Notably, Vela Diagnostics’ proprietary Sentosa SA201 Reporter can generate a report that consolidates pathogen and AMR results for each sample when used with the Sentosa SA201 or Applied Biosystems 7500 Fast Dx, providing users with access to a comprehensive yet easy-to-read report.
The test offers laboratories the option of using either an automated or manual workflow. Laboratories with high throughput can choose from two of Vela Diagnostics’ highly-automated solutions, which incorporate the Sentosa SX101 instrument for extraction and PCR setup, generating a report within 4 hours, and with as little as 30 minutes of hands-on time. The second automated workflow includes the KingFisher Flex instrument for an even higher throughput.
Laboratories with lower throughput may choose to employ the manual workflow option to prevent wastage as batching is not required.
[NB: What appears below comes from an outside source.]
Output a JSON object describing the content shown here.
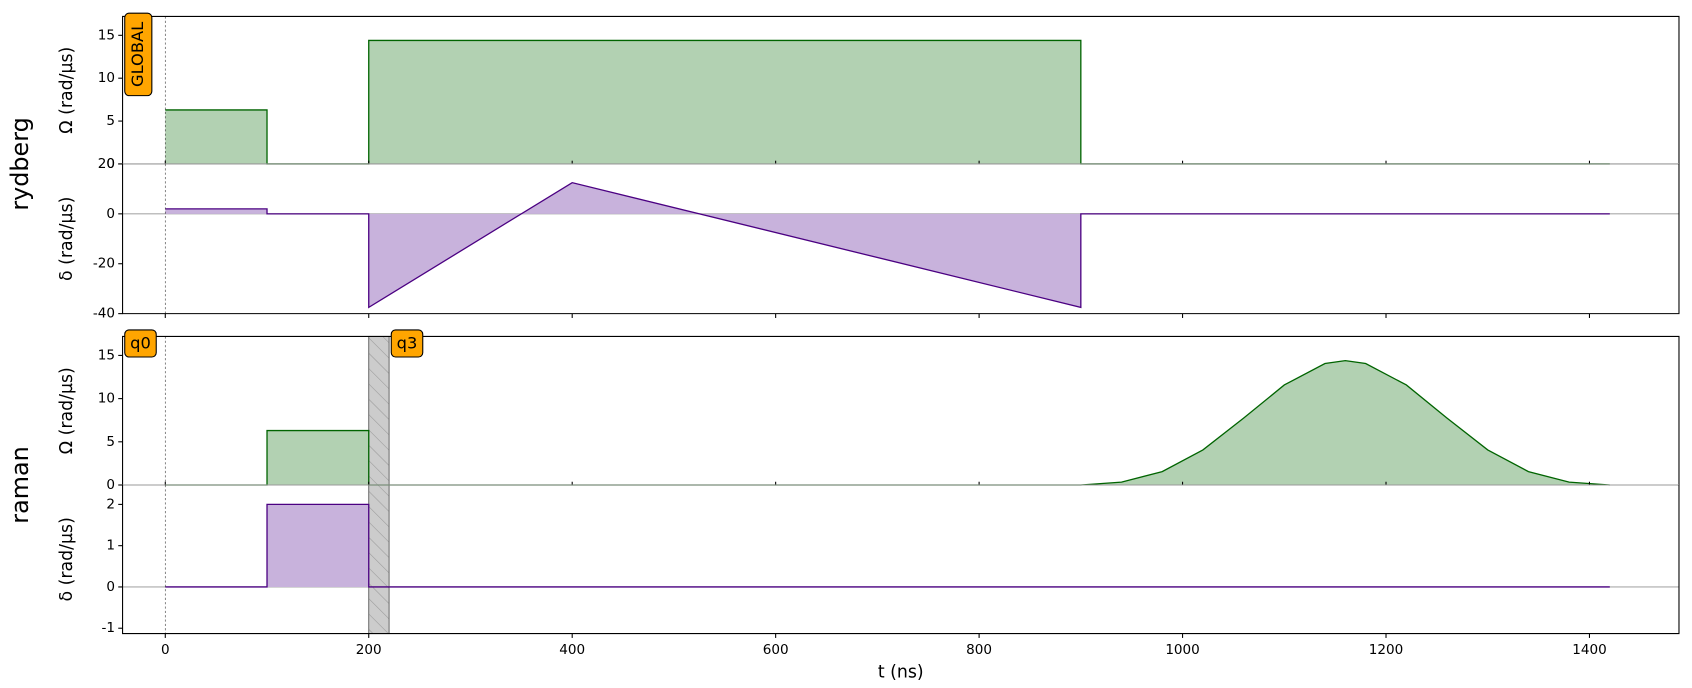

“When designing our PathoKey MP UTI ID and AMR PCR Test, we prioritized automation, flexibility and comprehensive report generation,” says Charlie Lee, PhD, head of research and development of Vela Diagnostics. “We believe that through comprehensive data analysis and reporting, VELA’s UTI solution will give timely and insightful results to customers. Being a 2-in-1 test, it is able to detect and differentiate between the UTI-inducing pathogens as well as their AMR profiles in one run, improving lab efficiency.”
Scott Cassidy, director of business development, is optimistic about the adoption of VELA’s PathoKey UTI Tests.
“Following the COVID-19 pandemic, our install base has widened substantially. We plan to leverage the channels we have established throughout this period to firmly plant our foot in the UTI diagnostics market,” says Cassidy. “We will look into creating a version of the test compatible with the Hamilton instrument, allowing for higher throughput according to market demand.”
*Performance characteristics have not yet been established.